Bloomberg News

Geely Targets to Become China’s Largest Exporter of Cars

March 27, 2012

Geely Automobile Holdings Ltd. Emgrand 7 series automobiles are parked at the company's factory in Cixi, Zhejiang Province, China. Photographer: Nelson Ching/Bloomberg

Geely Automobile Holdings Ltd. Emgrand 7 series automobiles are parked at the company's factory in Cixi, Zhejiang Province, China. Photographer: Nelson Ching/Bloomberg

Geely Automobile Holdings Ltd. (175) said it aims to become China’s largest auto exporter in two years, overtaking Chery Automobile Co. (CACTZ) by focusing on expansion in developing countries.

The Chinese carmaker plans to open factories in Belarus and Uruguay this year, Gui Shengyue, chief executive officer of Geely, said in a Bloomberg Television interview in Hong Kong yesterday.

“I am confident we will be able to become the largest Chinese exporter among the domestic brands in two years,” Gui said. Developing-market sales will lay a “foundation” for expansion into more mature economies, he said.

Geely, ranked ninth among Chinese auto exporters by 2011 shipments, would have to increase overseas sales more than fourfold to surpass Chery’s 158,900 units based on China Association of Automobile Manufacturers data.
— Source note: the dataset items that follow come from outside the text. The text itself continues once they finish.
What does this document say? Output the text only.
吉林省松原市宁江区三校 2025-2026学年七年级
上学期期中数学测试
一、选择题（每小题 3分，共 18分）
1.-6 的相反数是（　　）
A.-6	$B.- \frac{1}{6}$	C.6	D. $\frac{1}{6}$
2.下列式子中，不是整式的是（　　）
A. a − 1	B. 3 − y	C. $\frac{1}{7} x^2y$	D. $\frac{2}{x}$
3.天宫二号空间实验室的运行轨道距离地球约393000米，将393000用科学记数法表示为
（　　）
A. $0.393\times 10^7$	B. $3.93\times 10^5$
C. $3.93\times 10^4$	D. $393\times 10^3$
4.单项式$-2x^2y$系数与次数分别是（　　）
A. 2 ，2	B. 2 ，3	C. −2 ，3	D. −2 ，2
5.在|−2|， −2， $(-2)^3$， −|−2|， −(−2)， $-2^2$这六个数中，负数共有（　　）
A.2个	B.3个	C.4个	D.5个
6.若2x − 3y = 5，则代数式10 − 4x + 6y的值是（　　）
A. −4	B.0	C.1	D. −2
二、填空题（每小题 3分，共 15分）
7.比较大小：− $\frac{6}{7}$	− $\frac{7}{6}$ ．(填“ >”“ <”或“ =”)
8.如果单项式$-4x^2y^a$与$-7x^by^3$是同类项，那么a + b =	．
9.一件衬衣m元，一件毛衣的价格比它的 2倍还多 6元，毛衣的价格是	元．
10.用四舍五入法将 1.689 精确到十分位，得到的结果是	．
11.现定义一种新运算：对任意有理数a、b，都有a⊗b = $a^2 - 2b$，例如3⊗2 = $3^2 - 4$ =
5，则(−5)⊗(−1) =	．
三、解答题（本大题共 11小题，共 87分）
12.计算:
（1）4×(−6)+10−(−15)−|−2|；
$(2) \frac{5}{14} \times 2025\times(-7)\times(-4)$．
Geely, Great Wall Motor Co. (2333) and Warren Buffett-backed BYD Co. (1211) are turning to exports as slowing sales growth in China threatens to exacerbate overcapacity in the world’s largest vehicle market.

“It is relatively easy for Chinese carmakers to enter smaller emerging markets but these markets will not contribute very much volume,” Yale Zhang, managing director at Autoforesight Shanghai Co., said in a phone interview today. “In the longer term, they will still need to improve their quality to target bigger developed markets or break into larger emerging markets such as Russia and Brazil.”

Geely declined 0.7 percent to HK$3.07 as of the midday trading break in Hong Kong. The stock has climbed 81 percent this year outperforming the 14 percent gain in the benchmark Hang Seng Index.

Slowing Domestic Growth

China’s vehicle sales this year will probably miss their 8 percent growth forecast as the slowing economy and rising fuel costs curb buying, Gu Xianghua, deputy secretary general of the state-backed China Association of Automobile Manufacturers, said on March 20.

Geely, based in Hong Kong, is targeting to sell mid- to low-end cars in overseas markets, where demand is greater than in China, according to Lawrence Ang, executive director at the carmaker.

Chinese factories could build 40 million vehicles a year by 2015, outstripping domestic demand of about 27 million, according to the National Development and Reform Commission, the top planning agency.

Geely has said it is targeting to have at least half of its sales coming from overseas by 2015. Vehicle shipments overseas by Geely rose to 38,000 units in 2011, according to the industry association’s data. Chery, which has a joint-venture agreement with Tata Motors Ltd. (TTMT)’s Jaguar Land Rover luxury unit, was China’s top exporter last year.

Geely will probably win at least 10 percent of government orders for official cars in China, Gui said. He estimates the market to be between 300,000 to 500,000 units a year.